Monthly Archives: October 2016

CMS Releases Details of New Medicare Payment System

The Medicare Access and CHIP Reauthorization Act (MACRA), passed by Congress in 2015, repealed the Medicare sustainable growth rate physician payment formula and replaced it with a new payment system that represents a framework for rewarding providers for giving better care rather than more care. On Oct. 14, 2016, the Centers for Medicare and Medicaid Services (CMS) released the much-anticipated final rule implementing MACRA.

Under the new Quality Payment Program (QPP), physicians and other providers paid under the physician fee schedule can choose one of two paths to payment: the Merit-Based Incentive Payment System (MIPS) or participation in an alternative payment model (APM). Fee schedule payments will be tied to this new system beginning in 2019, although the performance period start on Jan. 1, 2017.
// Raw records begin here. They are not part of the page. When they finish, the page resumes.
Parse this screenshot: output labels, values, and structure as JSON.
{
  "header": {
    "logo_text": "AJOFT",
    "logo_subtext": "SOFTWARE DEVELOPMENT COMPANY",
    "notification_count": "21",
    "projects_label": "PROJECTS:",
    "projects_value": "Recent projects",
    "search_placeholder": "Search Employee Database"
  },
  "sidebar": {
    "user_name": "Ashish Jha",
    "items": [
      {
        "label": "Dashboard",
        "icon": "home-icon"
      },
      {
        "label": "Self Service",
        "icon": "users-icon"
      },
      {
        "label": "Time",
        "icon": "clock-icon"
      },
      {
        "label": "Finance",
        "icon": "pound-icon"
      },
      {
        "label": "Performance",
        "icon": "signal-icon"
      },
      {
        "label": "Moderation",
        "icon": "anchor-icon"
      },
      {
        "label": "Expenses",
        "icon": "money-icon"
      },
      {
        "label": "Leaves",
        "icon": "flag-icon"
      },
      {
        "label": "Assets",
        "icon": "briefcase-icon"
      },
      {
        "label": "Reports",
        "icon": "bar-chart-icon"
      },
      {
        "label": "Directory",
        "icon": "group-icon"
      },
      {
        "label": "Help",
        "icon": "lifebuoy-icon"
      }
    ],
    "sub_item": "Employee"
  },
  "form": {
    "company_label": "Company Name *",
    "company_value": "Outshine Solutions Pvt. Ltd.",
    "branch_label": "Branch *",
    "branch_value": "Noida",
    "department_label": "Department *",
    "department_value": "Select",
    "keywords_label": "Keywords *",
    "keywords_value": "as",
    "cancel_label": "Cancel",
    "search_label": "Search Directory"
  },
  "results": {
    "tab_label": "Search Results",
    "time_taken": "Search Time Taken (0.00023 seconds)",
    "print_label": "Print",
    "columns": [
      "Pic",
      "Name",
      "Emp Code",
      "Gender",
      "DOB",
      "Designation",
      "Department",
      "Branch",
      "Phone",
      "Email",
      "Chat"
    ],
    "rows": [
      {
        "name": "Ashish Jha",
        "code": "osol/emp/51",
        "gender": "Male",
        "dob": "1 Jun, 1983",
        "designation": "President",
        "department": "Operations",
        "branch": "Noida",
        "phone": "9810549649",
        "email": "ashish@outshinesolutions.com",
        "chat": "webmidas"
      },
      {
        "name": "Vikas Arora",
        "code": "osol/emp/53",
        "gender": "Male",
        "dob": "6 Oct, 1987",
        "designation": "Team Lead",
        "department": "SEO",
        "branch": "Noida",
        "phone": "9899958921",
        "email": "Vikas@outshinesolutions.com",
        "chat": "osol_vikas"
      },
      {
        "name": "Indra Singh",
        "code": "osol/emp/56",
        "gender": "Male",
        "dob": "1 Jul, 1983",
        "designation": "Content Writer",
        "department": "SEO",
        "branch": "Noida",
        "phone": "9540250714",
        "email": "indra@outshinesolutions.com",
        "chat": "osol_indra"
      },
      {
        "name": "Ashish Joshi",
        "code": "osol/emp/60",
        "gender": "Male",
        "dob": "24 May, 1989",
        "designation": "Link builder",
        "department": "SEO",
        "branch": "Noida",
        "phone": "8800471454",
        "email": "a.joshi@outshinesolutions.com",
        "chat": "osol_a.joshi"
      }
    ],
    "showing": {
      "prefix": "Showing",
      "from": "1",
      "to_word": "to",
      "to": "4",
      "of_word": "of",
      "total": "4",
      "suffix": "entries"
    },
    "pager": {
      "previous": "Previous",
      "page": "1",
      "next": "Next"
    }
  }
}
To encourage participation in the new payment program, CMS is permitting clinicians to “pick their pace” for the 2017 performance period. Clinicians will be exempt from payment penalty in 2019 if they choose any one of the following options:

1) Clinicians can choose to report to MIPS for a full 90-day period or, ideally, the full year, and maximize the MIPS eligible clinician’s chances to qualify for a positive adjustment.

2) Clinicians can choose to report to MIPS for a period of time less than the full year performance period 2017 but for a full 90-day period at a minimum and report more than one quality measure, more than one improvement activity, or more than the required measures in the advancing care information performance category in order to avoid a negative MIPS payment adjustment and to possibly receive a positive MIPS payment adjustment.

3) Clinicians can report any information to avoid a negative adjustment. This could include one measure in the quality performance category; one activity in the improvement activities performance category; or all the required measures of the advancing care information performance category. If MIPS eligible clinicians do not report even one measure or activity, they will receive the full negative 4 percent adjustment.

4) MIPS eligible clinicians can participate in Advanced APMs.

The 90-day reporting period can occur anytime between January 1 and October 2, 2017.

Medicare-enrolled clinicians who will be excluded from MIPS, include newly Medicare-enrolled MIPS eligible clinicians, Advanced APM Qualified Participants (QPs), certain partial QPs, and clinicians that fall under the low-volume threshold, which has been finalized as clinicians who have less than or equal to $30,000 in Medicare Part B allowed charges or less than or equal to 100 Medicare patients. MACRA does not affect facility payments.

Physicians Must Post Non-Discrimination Statements by October 17

The U.S. Department of Health and Human Services (HHS) Office of Civil Rights (OCR) earlier this year issued final regulations implementing a provision (Section 1557) of the Affordable Care Act (ACA) that prohibits discrimination on the basis of race, color, national origin, sex, age, or disability in certain health programs and activities. Most notably, Sec. 1557 is the first federal civil rights law to broadly prohibit sex discrimination in health programs and activities.

By Oct. 17, 2016, physicians and other covered entities must take “appropriate initial and continuing steps” to notify patients of the following:

  • the covered entity does not discriminate on the basis of race, color, national origin, sex, age, or disability in its health programs and activities;
  • the covered entity provides appropriate auxiliary aids and services to individuals with disabilities;
  • the covered entity provides language assistance services;
  • how to obtain the aids and services noted above;
  • the identification and contact of a responsible employee (required only for a covered entity with 15 or more employees);
  • the availability of grievance procedures;
  • how to file a discrimination complaint.

This final rule applies to any individual or entity that provides or administers health-related services or insurance coverage and receives “federal financial assistance.”

While federal financial assistance is defined as including Medicare and Medicaid, it does not include Medicare Part B. Most physicians, even with the Part B exclusion, would be implicated under the new regulations. Regulations would also apply to physicians who currently receive payments under Medicaid, the electronic health record “meaningful use” program, and the Children’s Health Insurance Program (CHIP). In addition to these financial arrangements, other examples of financial assistance include HHS grants and gain-sharing demonstration projects.